Selain mendorong percepatan pembentukan Lembaga Penjamin Polis, BPKN juga merekomendasikan sejumlah hal. Pertama, melakukan pengawasan dini dengan mewajibkan perusahaan asuransi melaporkan instrumen keuangan yang digunakan untuk menempatkan dana masyarakat agar dapat mencegah potensi kerugian masyarakat.
Kedua, segera membuat peraturan turunan yang mengatur persyaratan agen asuransi yang bersertifikat, serta memiliki kredibilitas jelas dan sistematis dalam peraturan Otoritas Jasa Keuangan (OJK).
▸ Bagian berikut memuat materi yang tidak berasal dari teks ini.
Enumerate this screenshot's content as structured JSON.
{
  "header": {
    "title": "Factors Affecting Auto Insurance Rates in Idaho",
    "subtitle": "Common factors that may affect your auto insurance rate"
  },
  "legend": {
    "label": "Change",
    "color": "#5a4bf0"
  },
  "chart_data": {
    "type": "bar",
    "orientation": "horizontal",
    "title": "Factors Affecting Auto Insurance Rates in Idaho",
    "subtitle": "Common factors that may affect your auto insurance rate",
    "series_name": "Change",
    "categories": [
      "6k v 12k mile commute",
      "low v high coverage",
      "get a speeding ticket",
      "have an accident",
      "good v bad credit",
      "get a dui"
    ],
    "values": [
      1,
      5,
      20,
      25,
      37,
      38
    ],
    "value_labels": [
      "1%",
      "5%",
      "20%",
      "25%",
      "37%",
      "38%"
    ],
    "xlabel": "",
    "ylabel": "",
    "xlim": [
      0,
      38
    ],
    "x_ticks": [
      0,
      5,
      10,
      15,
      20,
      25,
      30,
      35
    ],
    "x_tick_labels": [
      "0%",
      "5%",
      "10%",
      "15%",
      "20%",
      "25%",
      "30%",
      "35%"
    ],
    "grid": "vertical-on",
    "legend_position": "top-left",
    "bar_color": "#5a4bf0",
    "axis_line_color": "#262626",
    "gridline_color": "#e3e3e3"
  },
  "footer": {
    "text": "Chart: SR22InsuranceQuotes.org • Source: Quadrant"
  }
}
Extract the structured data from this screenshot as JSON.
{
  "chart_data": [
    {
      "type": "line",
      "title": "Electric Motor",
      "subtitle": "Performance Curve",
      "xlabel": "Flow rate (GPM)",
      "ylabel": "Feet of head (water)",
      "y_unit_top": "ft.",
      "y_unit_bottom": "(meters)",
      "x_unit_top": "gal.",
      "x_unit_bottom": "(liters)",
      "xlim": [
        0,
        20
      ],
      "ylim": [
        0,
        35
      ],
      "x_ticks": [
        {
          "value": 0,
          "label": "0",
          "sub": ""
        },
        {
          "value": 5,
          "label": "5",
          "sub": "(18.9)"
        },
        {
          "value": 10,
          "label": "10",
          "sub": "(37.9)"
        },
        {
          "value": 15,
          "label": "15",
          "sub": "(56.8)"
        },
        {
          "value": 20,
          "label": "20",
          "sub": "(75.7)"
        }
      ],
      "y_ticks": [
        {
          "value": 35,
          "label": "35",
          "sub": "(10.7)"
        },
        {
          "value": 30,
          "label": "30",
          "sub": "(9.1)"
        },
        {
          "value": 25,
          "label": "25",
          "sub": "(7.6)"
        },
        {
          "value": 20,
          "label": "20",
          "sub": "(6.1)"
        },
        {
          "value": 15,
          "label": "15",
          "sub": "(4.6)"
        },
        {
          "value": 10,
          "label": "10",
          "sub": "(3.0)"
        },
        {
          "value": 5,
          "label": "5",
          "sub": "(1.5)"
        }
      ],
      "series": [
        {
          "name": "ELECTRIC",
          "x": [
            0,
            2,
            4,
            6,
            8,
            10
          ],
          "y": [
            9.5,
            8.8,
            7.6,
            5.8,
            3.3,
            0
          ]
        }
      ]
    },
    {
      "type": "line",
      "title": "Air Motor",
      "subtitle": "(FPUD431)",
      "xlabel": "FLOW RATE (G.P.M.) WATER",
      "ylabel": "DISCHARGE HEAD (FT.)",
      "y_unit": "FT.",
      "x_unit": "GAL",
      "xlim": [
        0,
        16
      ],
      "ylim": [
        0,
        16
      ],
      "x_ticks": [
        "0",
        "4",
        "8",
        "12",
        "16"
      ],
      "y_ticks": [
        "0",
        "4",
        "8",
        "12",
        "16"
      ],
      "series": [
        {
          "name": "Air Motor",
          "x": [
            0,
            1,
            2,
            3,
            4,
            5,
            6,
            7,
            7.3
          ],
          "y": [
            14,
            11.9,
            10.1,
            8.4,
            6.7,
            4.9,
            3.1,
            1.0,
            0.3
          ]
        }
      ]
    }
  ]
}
Ketiga, meningkatkan pengawasan terhadap klausula baku dengan melakukan kontrol terhadap perjanjian dan/atau klausul baku sebelum digunakan perusahan asuransi dan memastikan bahwa perjanjian yang beredar tidak melanggar ketentuan klausul baku dalam UU Nomor 8 Tahun 1999 tentang Perlindungan Konsumen dan POJK No.1/POJK.07/2013 tentang Perlindungan Konsumen Sektor Jasa Keuangan.
Keempat, memberikan tindakan dan sanksi tegas terhadap perusahaan asuransi yang melanggar ketentuan klausul baku.
Terakhir, membuat pedoman bagi perusahaan asuransi untuk melengkapi perjanjian asuransi dengan ringkasan perjanjian tentang manfaat dan risiko agar mudah dipahami konsumen.